Nicholls: I agree. You have leverage at a company level, leverage at the GP level and leverage at the investor level. There is also sometimes leverage at the SPV level in between. With interest rates going up and business performance coming down, that is really increasing overall risk. Interestingly, this is an area where GP-leds come into their own. With a GP-led, we have controls over whether the new vehicle can raise capital and a lot more visibility on the underlying companies. With an LP position, the GP can raise more capital for that particular company and you may not even know about it.

To what extent are you seeing increased specialisation in the secondaries industry?
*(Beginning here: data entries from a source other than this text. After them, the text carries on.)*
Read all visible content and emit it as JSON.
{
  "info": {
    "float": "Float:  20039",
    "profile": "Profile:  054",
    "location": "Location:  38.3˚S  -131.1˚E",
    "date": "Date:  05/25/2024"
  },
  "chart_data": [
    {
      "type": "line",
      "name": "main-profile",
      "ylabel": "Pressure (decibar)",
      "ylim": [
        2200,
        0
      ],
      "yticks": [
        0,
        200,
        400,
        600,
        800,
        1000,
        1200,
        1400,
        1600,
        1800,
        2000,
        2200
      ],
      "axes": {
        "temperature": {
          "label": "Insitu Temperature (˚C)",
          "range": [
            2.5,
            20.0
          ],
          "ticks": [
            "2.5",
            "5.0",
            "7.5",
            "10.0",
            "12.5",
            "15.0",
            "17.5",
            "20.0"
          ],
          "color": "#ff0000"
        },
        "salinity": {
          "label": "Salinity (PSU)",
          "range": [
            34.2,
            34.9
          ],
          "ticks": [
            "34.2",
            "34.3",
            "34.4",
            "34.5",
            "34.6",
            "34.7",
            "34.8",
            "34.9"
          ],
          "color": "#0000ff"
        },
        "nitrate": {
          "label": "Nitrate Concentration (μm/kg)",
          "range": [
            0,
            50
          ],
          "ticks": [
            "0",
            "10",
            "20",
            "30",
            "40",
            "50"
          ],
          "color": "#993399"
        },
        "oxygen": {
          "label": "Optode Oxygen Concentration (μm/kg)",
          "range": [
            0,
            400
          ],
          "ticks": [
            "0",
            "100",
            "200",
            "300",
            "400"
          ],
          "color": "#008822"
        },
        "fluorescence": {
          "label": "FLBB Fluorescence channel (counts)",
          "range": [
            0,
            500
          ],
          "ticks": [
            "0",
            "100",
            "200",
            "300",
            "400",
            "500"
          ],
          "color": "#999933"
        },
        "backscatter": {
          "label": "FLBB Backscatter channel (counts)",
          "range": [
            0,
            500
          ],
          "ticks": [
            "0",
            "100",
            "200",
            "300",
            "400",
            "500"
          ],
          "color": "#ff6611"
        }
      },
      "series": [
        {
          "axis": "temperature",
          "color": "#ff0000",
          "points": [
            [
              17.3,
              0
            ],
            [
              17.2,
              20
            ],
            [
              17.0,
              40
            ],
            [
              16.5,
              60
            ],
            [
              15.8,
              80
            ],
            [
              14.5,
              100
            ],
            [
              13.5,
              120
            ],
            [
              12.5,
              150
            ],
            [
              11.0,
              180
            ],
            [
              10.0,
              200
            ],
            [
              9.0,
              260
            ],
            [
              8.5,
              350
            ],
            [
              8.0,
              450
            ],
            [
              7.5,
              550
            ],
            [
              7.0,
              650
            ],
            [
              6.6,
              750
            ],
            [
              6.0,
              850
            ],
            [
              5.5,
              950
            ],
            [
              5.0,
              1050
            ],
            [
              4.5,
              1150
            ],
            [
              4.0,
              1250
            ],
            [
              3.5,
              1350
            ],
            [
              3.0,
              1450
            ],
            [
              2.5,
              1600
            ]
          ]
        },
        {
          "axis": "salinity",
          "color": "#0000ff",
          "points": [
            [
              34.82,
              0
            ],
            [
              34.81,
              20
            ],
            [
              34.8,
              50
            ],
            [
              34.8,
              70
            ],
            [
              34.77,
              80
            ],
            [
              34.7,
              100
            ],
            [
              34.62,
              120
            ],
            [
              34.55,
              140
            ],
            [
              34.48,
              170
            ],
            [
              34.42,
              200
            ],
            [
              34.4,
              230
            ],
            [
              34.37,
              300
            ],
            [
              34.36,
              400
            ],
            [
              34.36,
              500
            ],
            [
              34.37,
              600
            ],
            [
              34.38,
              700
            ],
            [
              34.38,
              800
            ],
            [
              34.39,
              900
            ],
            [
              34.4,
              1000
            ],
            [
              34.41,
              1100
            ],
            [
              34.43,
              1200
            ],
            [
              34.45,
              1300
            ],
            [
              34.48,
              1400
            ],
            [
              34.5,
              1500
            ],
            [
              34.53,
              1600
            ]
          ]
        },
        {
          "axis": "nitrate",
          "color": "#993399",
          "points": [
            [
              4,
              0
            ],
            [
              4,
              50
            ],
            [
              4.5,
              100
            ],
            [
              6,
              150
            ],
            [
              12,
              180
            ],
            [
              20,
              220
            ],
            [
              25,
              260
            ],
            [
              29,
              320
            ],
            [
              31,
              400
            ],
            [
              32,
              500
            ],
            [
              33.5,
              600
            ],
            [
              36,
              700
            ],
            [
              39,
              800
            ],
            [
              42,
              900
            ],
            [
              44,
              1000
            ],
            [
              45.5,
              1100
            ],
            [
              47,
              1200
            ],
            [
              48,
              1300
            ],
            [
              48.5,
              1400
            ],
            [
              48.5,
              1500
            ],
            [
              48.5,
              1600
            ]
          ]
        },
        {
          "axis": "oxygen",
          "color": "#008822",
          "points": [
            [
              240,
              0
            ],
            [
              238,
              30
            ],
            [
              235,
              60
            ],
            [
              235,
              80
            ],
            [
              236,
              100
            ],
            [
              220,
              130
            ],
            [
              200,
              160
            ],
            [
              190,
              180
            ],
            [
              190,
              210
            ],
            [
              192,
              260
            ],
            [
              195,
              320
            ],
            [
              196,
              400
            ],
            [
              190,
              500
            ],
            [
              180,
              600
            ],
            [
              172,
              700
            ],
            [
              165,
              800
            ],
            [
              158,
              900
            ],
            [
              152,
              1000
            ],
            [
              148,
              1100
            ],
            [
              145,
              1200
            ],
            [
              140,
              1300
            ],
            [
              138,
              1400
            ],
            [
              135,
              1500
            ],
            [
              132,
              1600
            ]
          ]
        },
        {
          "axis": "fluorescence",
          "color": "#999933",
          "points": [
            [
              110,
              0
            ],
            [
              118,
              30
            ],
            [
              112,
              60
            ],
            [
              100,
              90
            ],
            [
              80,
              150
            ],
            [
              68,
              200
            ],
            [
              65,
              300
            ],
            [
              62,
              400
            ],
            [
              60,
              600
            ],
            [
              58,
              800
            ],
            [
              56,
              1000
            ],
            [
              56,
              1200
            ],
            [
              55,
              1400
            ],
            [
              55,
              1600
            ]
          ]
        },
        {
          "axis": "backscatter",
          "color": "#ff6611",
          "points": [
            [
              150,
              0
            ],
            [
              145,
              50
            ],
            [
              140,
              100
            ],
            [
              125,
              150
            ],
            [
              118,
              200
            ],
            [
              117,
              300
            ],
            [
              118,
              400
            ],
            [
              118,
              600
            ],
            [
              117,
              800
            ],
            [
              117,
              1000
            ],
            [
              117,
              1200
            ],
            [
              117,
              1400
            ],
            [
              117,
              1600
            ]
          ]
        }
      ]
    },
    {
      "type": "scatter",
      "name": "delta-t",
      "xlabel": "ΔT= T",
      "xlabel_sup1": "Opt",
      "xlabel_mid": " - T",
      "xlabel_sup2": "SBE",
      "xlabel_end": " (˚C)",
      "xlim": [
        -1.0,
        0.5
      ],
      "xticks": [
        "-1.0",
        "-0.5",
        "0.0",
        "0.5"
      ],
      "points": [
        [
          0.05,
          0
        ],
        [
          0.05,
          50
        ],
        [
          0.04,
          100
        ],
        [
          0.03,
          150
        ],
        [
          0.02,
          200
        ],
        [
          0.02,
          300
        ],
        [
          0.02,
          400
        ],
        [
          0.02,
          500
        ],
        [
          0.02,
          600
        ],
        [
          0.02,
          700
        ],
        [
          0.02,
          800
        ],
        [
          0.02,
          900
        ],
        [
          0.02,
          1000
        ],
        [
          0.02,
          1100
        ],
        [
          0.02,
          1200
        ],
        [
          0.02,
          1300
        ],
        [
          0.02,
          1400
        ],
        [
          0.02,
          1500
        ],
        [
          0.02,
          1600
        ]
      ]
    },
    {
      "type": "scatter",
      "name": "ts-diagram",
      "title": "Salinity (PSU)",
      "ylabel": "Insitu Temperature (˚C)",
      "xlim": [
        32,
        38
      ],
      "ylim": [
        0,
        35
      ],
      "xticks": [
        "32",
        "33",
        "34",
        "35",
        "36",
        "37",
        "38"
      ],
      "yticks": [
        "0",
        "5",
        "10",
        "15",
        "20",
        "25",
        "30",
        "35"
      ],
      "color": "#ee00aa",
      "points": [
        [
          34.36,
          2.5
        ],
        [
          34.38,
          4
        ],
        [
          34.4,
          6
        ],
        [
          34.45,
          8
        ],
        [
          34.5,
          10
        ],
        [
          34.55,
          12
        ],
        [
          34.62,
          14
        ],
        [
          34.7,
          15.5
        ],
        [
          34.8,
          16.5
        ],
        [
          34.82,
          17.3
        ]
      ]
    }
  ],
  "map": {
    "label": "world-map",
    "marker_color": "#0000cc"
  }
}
Anastasiadis: Increased specialisation is going to be one of the biggest trends in the secondaries industry going forward. We may see GP-led tech funds, for example. There are certainly enough tech deals to warrant that. We may see funds focused on healthcare or on Western Europe. There is so much deal flow in the market that buyers can pick and choose and I think it is inevitable we will see more of that differentiation. I also believe that the resulting return differentials will mean that secondaries will become a more prominent part of investors’ private equity strategies, and commitments to the industry will grow.

Pearce: The fundraising markets across private equity more broadly are so congested and challenging right now that, despite the next few vintages of secondaries funds potentially offering great returns, secondary fundraising momentum is slow because there is just so much pressure on LP time and capital.

Marks: I also think some investors still tend to think of secondaries as a tactical and market-dependent strategy. While they recognise the importance of maintaining investment pace on the primary side, they only look to secondaries when discounts are wide. As these GP-leds start to generate really interesting multiples, that could restore secondaries’ image as a strategy for all weathers.

What other predictions do you have for this market?

Nicholls: I think we will see new entrants. There will be firms that lead a transaction, but then look for followers that can really add something through sector or geographical expertise, rather than just pursuing a syndication process.

Marks: Another big trend is the democratisation of private equity, which is already starting to take place. Secondaries are seen as the preferred entry point for those mass affluent investors and that could really help grow the industry.

Griffiths: With so much dry powder in the secondary market and more opportunities for investment in GP-led transactions, the next 18 months will be very active. Forming a partnership with a debt provider who has the ability to truly understand the portfolio, as well as strong relationships in the secondary market, can be the distinction that allows them to stand out in a competitive and more risk-averse market.

Pearce: While there are some short-term funding constraints, the secondaries market will continue to enjoy significant growth - 10 years ago, we saw $26bn of volume, so the market has already grown between four- and five-fold in a decade. Extrapolate that forward to 2032, and I think we could be looking at a market of half a trillion dollars.